The second case for the Swiss franc, in which the CJEU will also issue a ruling on June 15, is the question of suspending the payment of loan installments as security for the proceedings. The important point is whether our cashiers, at the beginning of the case, are entitled to demand a suspension, even if they have not paid the loan installments in full. The National Court denied such a right in a case, which is why the cashiers applied to the CJEU. If the court determines that this right belongs to the borrowers, it can quickly suspend the loan installments in the pending proceedings. This, in turn, means a decrease in the sector’s revenues.
In addition, there is also the matter of undermining the CHF loans that have already been paid off. This trend is not very significant yet, but with more very favorable case law, it may gain traction.
So what is the cost of sector governance? At the end of last year, KNF calculations of the reward for the use of capital indicated that it could reach PLN 100 billion. This estimate is the total cost, which includes the reserves banks have already created. After Q1, it amounted to about PLN 40 billion. This means that banks will have to allocate another PLN 60 billion in provisions.
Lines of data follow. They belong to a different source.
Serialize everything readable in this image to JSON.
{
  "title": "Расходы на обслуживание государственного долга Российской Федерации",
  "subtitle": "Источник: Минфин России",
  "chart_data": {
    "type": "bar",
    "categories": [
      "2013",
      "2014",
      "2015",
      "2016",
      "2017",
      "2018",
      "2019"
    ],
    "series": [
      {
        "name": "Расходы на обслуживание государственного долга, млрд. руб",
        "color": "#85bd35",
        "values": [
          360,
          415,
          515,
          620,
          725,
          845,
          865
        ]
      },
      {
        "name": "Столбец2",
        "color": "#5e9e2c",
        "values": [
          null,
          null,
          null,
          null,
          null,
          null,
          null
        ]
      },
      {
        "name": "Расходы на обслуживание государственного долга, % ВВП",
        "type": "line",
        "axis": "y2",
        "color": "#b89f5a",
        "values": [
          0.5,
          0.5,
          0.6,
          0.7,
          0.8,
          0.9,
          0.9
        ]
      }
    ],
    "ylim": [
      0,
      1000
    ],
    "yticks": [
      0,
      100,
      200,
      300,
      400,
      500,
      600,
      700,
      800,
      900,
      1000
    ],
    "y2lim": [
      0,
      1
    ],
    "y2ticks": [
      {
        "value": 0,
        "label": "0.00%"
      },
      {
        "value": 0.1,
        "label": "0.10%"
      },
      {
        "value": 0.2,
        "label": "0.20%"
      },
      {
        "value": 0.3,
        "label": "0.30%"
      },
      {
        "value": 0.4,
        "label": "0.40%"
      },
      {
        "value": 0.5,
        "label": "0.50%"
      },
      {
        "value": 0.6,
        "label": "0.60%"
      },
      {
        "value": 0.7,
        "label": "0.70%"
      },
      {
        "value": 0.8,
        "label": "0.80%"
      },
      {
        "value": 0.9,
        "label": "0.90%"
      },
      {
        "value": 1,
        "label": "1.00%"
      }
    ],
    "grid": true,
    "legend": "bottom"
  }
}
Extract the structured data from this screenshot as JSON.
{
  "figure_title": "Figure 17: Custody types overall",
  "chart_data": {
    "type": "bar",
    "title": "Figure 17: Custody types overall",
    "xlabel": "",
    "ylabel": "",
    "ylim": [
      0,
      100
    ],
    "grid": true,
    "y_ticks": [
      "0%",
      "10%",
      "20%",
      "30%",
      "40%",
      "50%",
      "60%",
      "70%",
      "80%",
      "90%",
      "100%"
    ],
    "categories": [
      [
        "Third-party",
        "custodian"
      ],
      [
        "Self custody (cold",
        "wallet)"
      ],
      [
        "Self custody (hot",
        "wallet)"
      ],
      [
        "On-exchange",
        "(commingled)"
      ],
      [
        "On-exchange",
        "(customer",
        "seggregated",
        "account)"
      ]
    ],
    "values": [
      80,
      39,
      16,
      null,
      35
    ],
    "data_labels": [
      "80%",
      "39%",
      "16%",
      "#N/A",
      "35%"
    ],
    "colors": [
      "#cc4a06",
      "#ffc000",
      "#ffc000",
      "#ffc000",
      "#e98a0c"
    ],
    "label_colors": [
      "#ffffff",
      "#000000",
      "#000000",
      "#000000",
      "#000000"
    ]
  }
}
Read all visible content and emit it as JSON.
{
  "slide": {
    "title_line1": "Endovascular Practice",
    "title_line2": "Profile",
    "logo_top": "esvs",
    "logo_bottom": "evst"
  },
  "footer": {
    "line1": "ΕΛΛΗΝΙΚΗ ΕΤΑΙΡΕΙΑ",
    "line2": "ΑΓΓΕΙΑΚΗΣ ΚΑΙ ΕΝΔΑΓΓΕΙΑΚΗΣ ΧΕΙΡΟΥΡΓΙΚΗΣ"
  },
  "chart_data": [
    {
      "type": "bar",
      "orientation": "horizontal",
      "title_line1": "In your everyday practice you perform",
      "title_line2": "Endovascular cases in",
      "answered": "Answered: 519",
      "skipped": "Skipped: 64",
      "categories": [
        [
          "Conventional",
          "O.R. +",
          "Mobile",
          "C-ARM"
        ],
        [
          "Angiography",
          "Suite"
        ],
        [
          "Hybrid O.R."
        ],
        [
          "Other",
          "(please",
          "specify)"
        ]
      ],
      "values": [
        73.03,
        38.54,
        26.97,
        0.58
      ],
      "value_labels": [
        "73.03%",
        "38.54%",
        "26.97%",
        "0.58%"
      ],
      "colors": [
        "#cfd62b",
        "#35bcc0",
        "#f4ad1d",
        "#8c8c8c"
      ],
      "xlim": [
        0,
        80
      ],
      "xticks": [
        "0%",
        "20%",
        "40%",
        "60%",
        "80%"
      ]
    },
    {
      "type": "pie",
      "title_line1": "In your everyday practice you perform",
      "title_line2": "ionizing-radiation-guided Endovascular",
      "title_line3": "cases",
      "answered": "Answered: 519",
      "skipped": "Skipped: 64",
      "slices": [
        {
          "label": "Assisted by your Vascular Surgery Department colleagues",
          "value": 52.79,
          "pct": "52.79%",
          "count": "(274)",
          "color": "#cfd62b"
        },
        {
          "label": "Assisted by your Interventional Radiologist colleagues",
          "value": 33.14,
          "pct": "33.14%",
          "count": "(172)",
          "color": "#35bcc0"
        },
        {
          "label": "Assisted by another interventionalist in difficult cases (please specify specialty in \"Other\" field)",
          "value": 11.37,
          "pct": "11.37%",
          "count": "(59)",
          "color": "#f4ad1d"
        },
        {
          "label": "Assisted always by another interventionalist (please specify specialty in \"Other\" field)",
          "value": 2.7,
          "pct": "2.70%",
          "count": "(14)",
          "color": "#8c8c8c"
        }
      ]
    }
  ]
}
In order to understand the magnitude of these costs, they can be compared with the previously mentioned profits for the sector last year, i.e. PLN 12 billion. In this view, the need to pay back would be five times the earnings. You can also look at it in terms of provisions created by banks in the first quarter of 2023, which amounted to PLN 3 billion. And that means another twenty quarters of those writedowns, or five years of resolving this problem. However, there is a risk that in the event of massive undermining of loans that have already been paid off, these costs could be even higher. In addition, it must be remembered that as current interest rates rise, banks can create many billions in reserves, but when interest rates fall, their ability to do so will decline.
In the most negative scenario, the CHF loan problem will push at least one large bank to the brink of collapse and another forced restructuring of the sector will be required.
However, this is not the end of the risks facing the banking sector. The real danger is the extension of credit holidays (announced last year for 2022 and 2023). Assuming that the participation will be the same as last year, it would mean 6-9 billion PLN for the next year of operation. Ironically, the rise in bank profits in the first quarter of this year may make the sector considered able to bear such costs. Recently, the Prime Minister announced that the decision on whether to extend credit holidays will be made in June or July.
Another risk is the possibility of financing electoral promises thanks to the additional burden on banks. One can imagine, for example, raising the bank tax in the new parliamentary session or introducing some other form of payment into the state budget. If this happens, it will be dictated by the need to finance costly electoral promises recently made by the government and the opposition.
The banking industry is currently putting an ill-equipped sapper in a minefield. You may attempt to reduce damages by speeding up settlement completion and increasing the frequency of judgment creation. However, the costs associated with franc loans would still be huge. At the same time, he must convince the politicians and the public that he will not be able to bear the burden any more. After all, its influence has been waning in recent years. This means that despite the good results achieved in the first month of 2023, the sector is not facing a difficult time.